Inefficient Hash Table implementation

trekhleb / javascript-algorithms

📝 Algorithms and data structures implemented in JavaScript with explanations and links to further readings

MIT License

185.78k stars 29.96k forks source link

Inefficient Hash Table implementation #529

Open David263 opened 3 years ago

David263 commented 3 years ago

There is no good reason to publish poorly-performing algorithms, in my opinion. Hash Tables are frequently used in inner loops, so it is important that they run fast.

The hash function used here has much published criticism. It could be replaced by a variant of Pearson Hashing, which runs very quickly and has good statistical properties for avoiding collisions. Note also that careful use of JavaScript datatypes is needed for efficient and fast data storage.

JackyYin commented 3 years ago

I am trying to implement the Pearson Hashing. Please check PR #596

JackyYin commented 3 years ago

The test coverage failed because test case is not covering a local variable inside a function. I am not sure if it is a good idea to test the line coverage in this case. Any suggestion to fix this problem?

David263 commented 3 years ago

If you are asking me, the author of this suggestion, I have no answer. I am not familiar with the testing system that you are using. If a test case it missing, why not add it? I can answer only questions about the Pearson Hashing algorithm, such as how to extend it beyond its natural limit of 8 bits of key data.
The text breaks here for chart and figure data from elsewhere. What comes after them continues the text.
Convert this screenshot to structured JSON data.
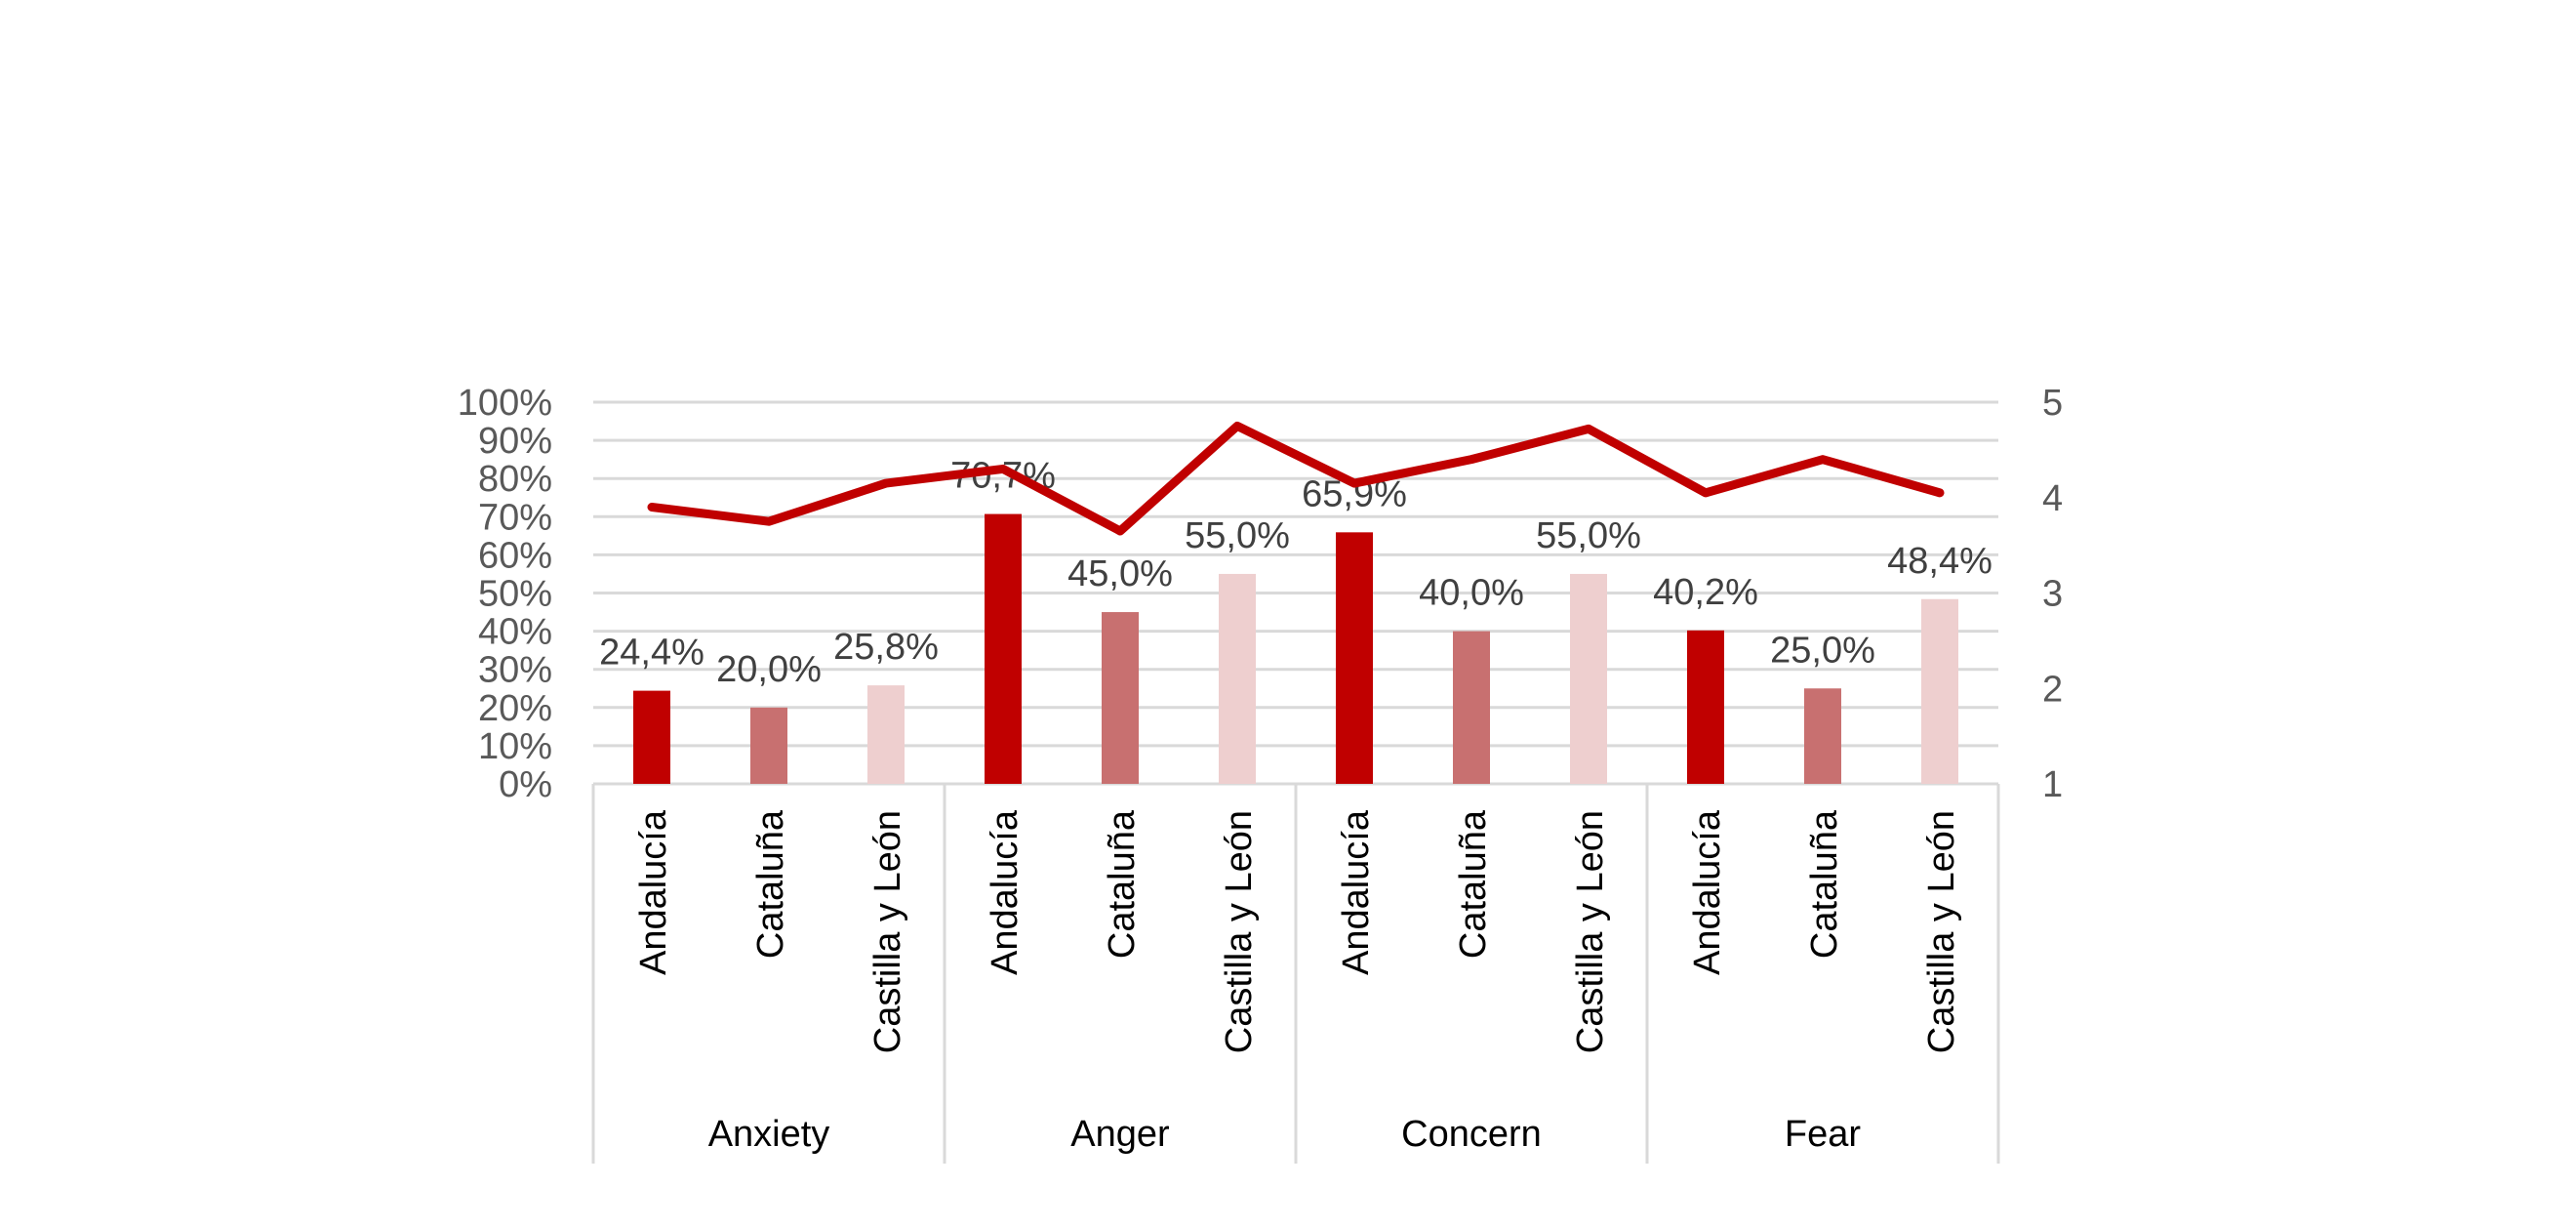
{
  "chart_data": {
    "type": "bar",
    "title": "",
    "groups": [
      {
        "name": "Anxiety",
        "categories": [
          "Andalucía",
          "Cataluña",
          "Castilla y León"
        ]
      },
      {
        "name": "Anger",
        "categories": [
          "Andalucía",
          "Cataluña",
          "Castilla y León"
        ]
      },
      {
        "name": "Concern",
        "categories": [
          "Andalucía",
          "Cataluña",
          "Castilla y León"
        ]
      },
      {
        "name": "Fear",
        "categories": [
          "Andalucía",
          "Cataluña",
          "Castilla y León"
        ]
      }
    ],
    "bars": {
      "values": [
        24.4,
        20.0,
        25.8,
        70.7,
        45.0,
        55.0,
        65.9,
        40.0,
        55.0,
        40.2,
        25.0,
        48.4
      ],
      "labels": [
        "24,4%",
        "20,0%",
        "25,8%",
        "70,7%",
        "45,0%",
        "55,0%",
        "65,9%",
        "40,0%",
        "55,0%",
        "40,2%",
        "25,0%",
        "48,4%"
      ],
      "colors_by_region": [
        "#C00000",
        "#C87070",
        "#EECFCF"
      ]
    },
    "line": {
      "axis": "secondary",
      "values": [
        3.9,
        3.75,
        4.15,
        4.3,
        3.65,
        4.75,
        4.15,
        4.4,
        4.72,
        4.05,
        4.4,
        4.05
      ],
      "color": "#C00000"
    },
    "y_left": {
      "ylim": [
        0,
        100
      ],
      "ticks": [
        "0%",
        "10%",
        "20%",
        "30%",
        "40%",
        "50%",
        "60%",
        "70%",
        "80%",
        "90%",
        "100%"
      ]
    },
    "y_right": {
      "ylim": [
        1,
        5
      ],
      "ticks": [
        "1",
        "2",
        "3",
        "4",
        "5"
      ]
    },
    "grid": true,
    "legend": "none"
  }
}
I have used Pearson Hashing in real products and find that it performs quite randomly, as desired, producing fewer collisions than more common types of hashing functions.

lazarljubenovic commented 3 years ago

There is no good reason to publish poorly-performing algorithms, in my opinion.

The nature of the repo is to provide implementations for learning. They're not production-ready. That said, I agree that bad solutions shouldn't be here. If a solution is sub-optimal but provides insight into a technique, I think it can remain here under “Basic”, with a clear banner explaining why it's not optimal and where to look further to gain deeper understanding.

JackyYin commented 3 years ago

@David263 Thanks, Because it seems like you have a rich experience in Pearson Hashing algorithm, could you give me some advise about my implementation? I will generate a 32-bits signed int hash, which is generated by ORing four 8-bits hash, and right shift 1 bit to make sure I get a positive number(the left most bit should be 0). I am not sure whether it's a good idea to do the right shift, or I should just use an absolute function?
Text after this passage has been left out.